Davis Museum Director Lisa Fischman Talks Art Value with the Associated Press
Today is International Museum Day, an event held annually around May 18 to increase public awareness about the role that museums play in our developing society. If the temperature of today’s art market is any measure, then the public is paying close attention.
Several works of art sold for record prices in the past few weeks including Andy Warhol’s ‘‘Double Elvis,’’ which sold for $37 million; a work by Chinese dissident artist Ai Weiwei, which broke its own record at Sotheby’s; Francis Bacon’s ‘‘Figure Writing Reflected in Mirror’’ which sold for $44,882,500; and, of course, Edvard Munch’s ‘‘The Scream’’ which sold for $119.9 million, making it the most expensive artwork ever sold at auction.

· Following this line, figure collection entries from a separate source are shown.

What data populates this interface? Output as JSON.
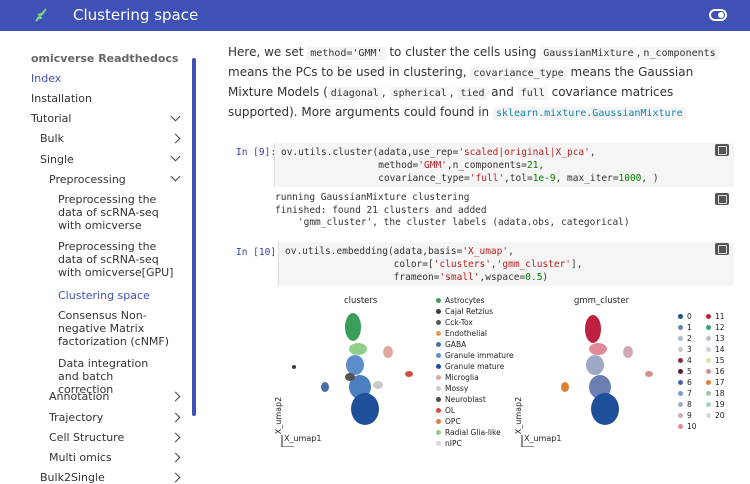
{
  "header": {
    "title": "Clustering space"
  },
  "sidebar": {
    "heading": "omicverse Readthedocs",
    "items": [
      {
        "label": "Index",
        "active": true
      },
      {
        "label": "Installation"
      },
      {
        "label": "Tutorial"
      },
      {
        "label": "Bulk"
      },
      {
        "label": "Single"
      },
      {
        "label": "Preprocessing"
      },
      {
        "label": "Preprocessing the data of scRNA-seq with omicverse"
      },
      {
        "label": "Preprocessing the data of scRNA-seq with omicverse[GPU]"
      },
      {
        "label": "Clustering space",
        "active": true
      },
      {
        "label": "Consensus Non-negative Matrix factorization (cNMF)"
      },
      {
        "label": "Data integration and batch correction"
      },
      {
        "label": "Annotation"
      },
      {
        "label": "Trajectory"
      },
      {
        "label": "Cell Structure"
      },
      {
        "label": "Multi omics"
      },
      {
        "label": "Bulk2Single"
      }
    ]
  },
  "content": {
    "para": {
      "t1": "Here, we set ",
      "c1": "method='GMM'",
      "t2": " to cluster the cells using ",
      "c2": "GaussianMixture",
      "t3": ",",
      "c3": "n_components",
      "t4": " means the PCs to be used in clustering, ",
      "c4": "covariance_type",
      "t5": " means the Gaussian Mixture Models (",
      "c5": "diagonal",
      "t6": ", ",
      "c6": "spherical",
      "t7": ", ",
      "c7": "tied",
      "t8": " and ",
      "c8": "full",
      "t9": " covariance matrices supported). More arguments could found in ",
      "link": "sklearn.mixture.GaussianMixture"
    },
    "cell9": {
      "prompt": "In [9]:",
      "l1a": "ov.utils.cluster(adata,use_rep=",
      "l1s": "'scaled|original|X_pca'",
      "l1b": ",",
      "l2a": "                 method=",
      "l2s": "'GMM'",
      "l2b": ",n_components=",
      "l2n": "21",
      "l2c": ",",
      "l3a": "                 covariance_type=",
      "l3s": "'full'",
      "l3b": ",tol=",
      "l3n": "1e-9",
      "l3c": ", max_iter=",
      "l3n2": "1000",
      "l3d": ", )"
    },
    "output9": "running GaussianMixture clustering\nfinished: found 21 clusters and added\n    'gmm_cluster', the cluster labels (adata.obs, categorical)",
    "cell10": {
      "prompt": "In [10]:",
      "l1a": "ov.utils.embedding(adata,basis=",
      "l1s": "'X_umap'",
      "l1b": ",",
      "l2a": "                   color=[",
      "l2s": "'clusters'",
      "l2b": ",",
      "l2s2": "'gmm_cluster'",
      "l2c": "],",
      "l3a": "                   frameon=",
      "l3s": "'small'",
      "l3b": ",wspace=",
      "l3n": "0.5",
      "l3c": ")"
    }
  },
  "plots": {
    "left": {
      "title": "clusters",
      "xlabel": "X_umap1",
      "ylabel": "X_umap2",
      "legend": [
        {
          "label": "Astrocytes",
          "color": "#3a9e5a"
        },
        {
          "label": "Cajal Retzius",
          "color": "#3b3b3b"
        },
        {
          "label": "Cck-Tox",
          "color": "#555555"
        },
        {
          "label": "Endothelial",
          "color": "#e59a57"
        },
        {
          "label": "GABA",
          "color": "#4a6fa5"
        },
        {
          "label": "Granule immature",
          "color": "#5c8ec9"
        },
        {
          "label": "Granule mature",
          "color": "#1e4f9a"
        },
        {
          "label": "Microglia",
          "color": "#e3a7a0"
        },
        {
          "label": "Mossy",
          "color": "#c9c9c9"
        },
        {
          "label": "Neuroblast",
          "color": "#4b4b4b"
        },
        {
          "label": "OL",
          "color": "#d44d3d"
        },
        {
          "label": "OPC",
          "color": "#e07a4a"
        },
        {
          "label": "Radial Glia-like",
          "color": "#8fcf8a"
        },
        {
          "label": "nIPC",
          "color": "#d8d8d8"
        }
      ]
    },
    "right": {
      "title": "gmm_cluster",
      "xlabel": "X_umap1",
      "ylabel": "X_umap2",
      "legend": [
        {
          "label": "0",
          "color": "#1e4f9a"
        },
        {
          "label": "1",
          "color": "#6c7fb5"
        },
        {
          "label": "2",
          "color": "#b0b8d8"
        },
        {
          "label": "3",
          "color": "#c9c9c9"
        },
        {
          "label": "4",
          "color": "#8a2a4a"
        },
        {
          "label": "5",
          "color": "#5a1a2a"
        },
        {
          "label": "6",
          "color": "#4a5fc0"
        },
        {
          "label": "7",
          "color": "#7a9ad0"
        },
        {
          "label": "8",
          "color": "#a0a8c8"
        },
        {
          "label": "9",
          "color": "#d0a8b8"
        },
        {
          "label": "10",
          "color": "#e08a9a"
        },
        {
          "label": "11",
          "color": "#c02040"
        },
        {
          "label": "12",
          "color": "#3aa070"
        },
        {
          "label": "13",
          "color": "#b8c0d0"
        },
        {
          "label": "14",
          "color": "#d0d0d0"
        },
        {
          "label": "15",
          "color": "#e0e0a0"
        },
        {
          "label": "16",
          "color": "#d09090"
        },
        {
          "label": "17",
          "color": "#e08030"
        },
        {
          "label": "18",
          "color": "#a0c8a0"
        },
        {
          "label": "19",
          "color": "#a0d0c0"
        },
        {
          "label": "20",
          "color": "#d8d8d8"
        }
      ]
    }
  }
}
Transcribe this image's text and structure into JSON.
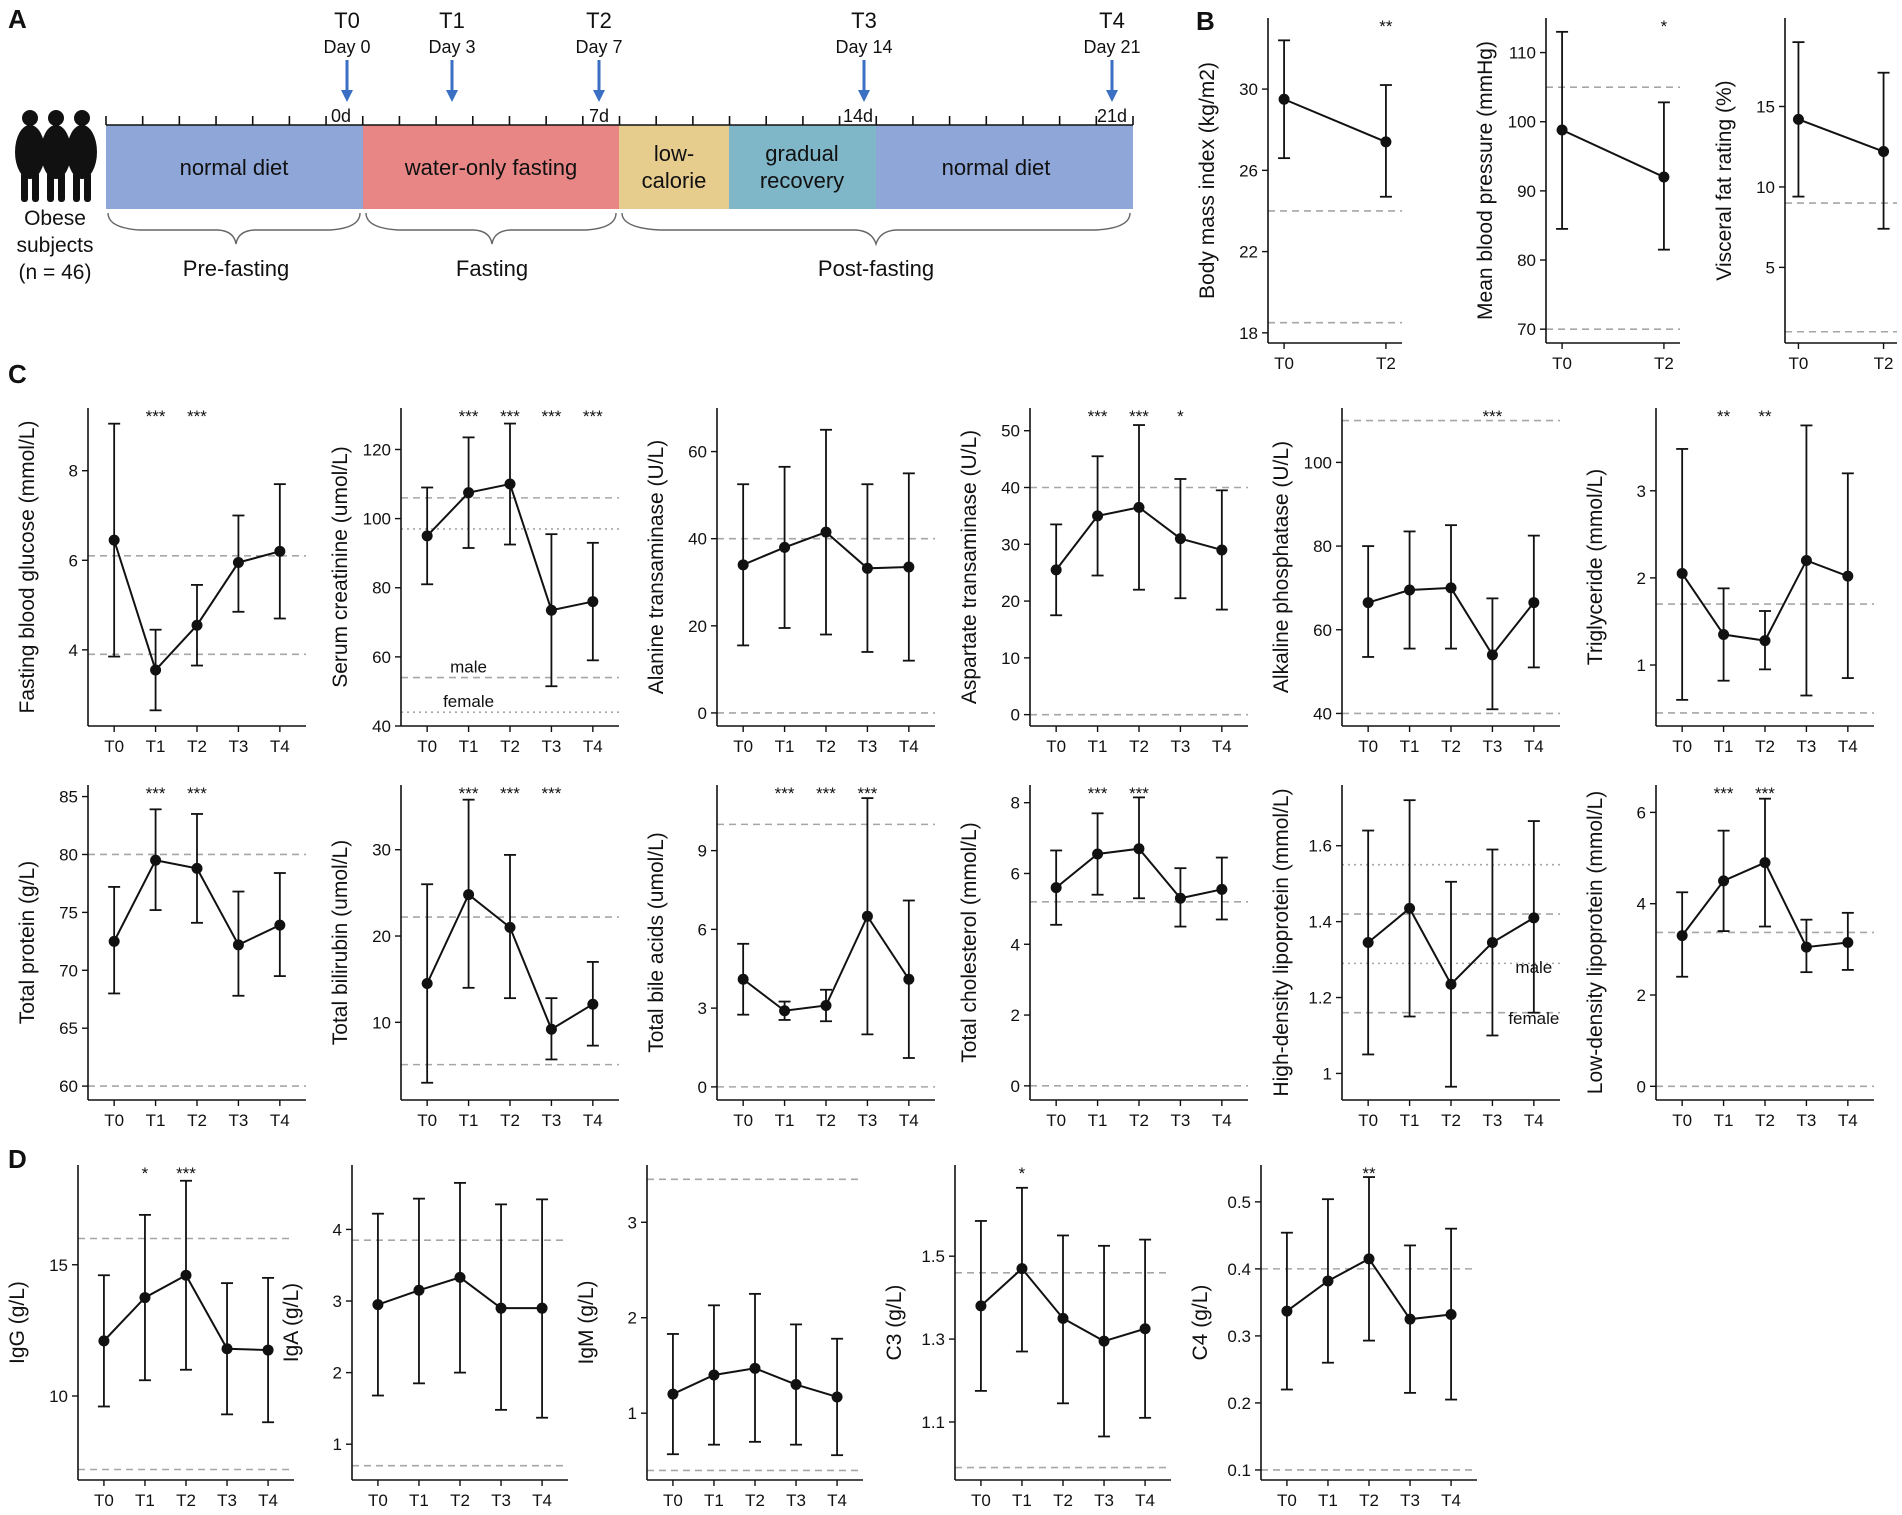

The Associated Press reported on the increasing price trend and looked to Lisa Fischman, the Ruth G. Shapiro ’37 Director of the Davis Museum, for insight as to why works have been selling for so much.
‘‘The works by Ai Weiwei and Francis Bacon are hot for different reasons,’’ Fischman, told the Associated Press. ‘‘One is electrified by the artist’s political provocations, and the other by the frisson of sexual mystery.’’
The AP story was picked up by more than 500 outlets nationwide and by international press, including The Telegraph (UK).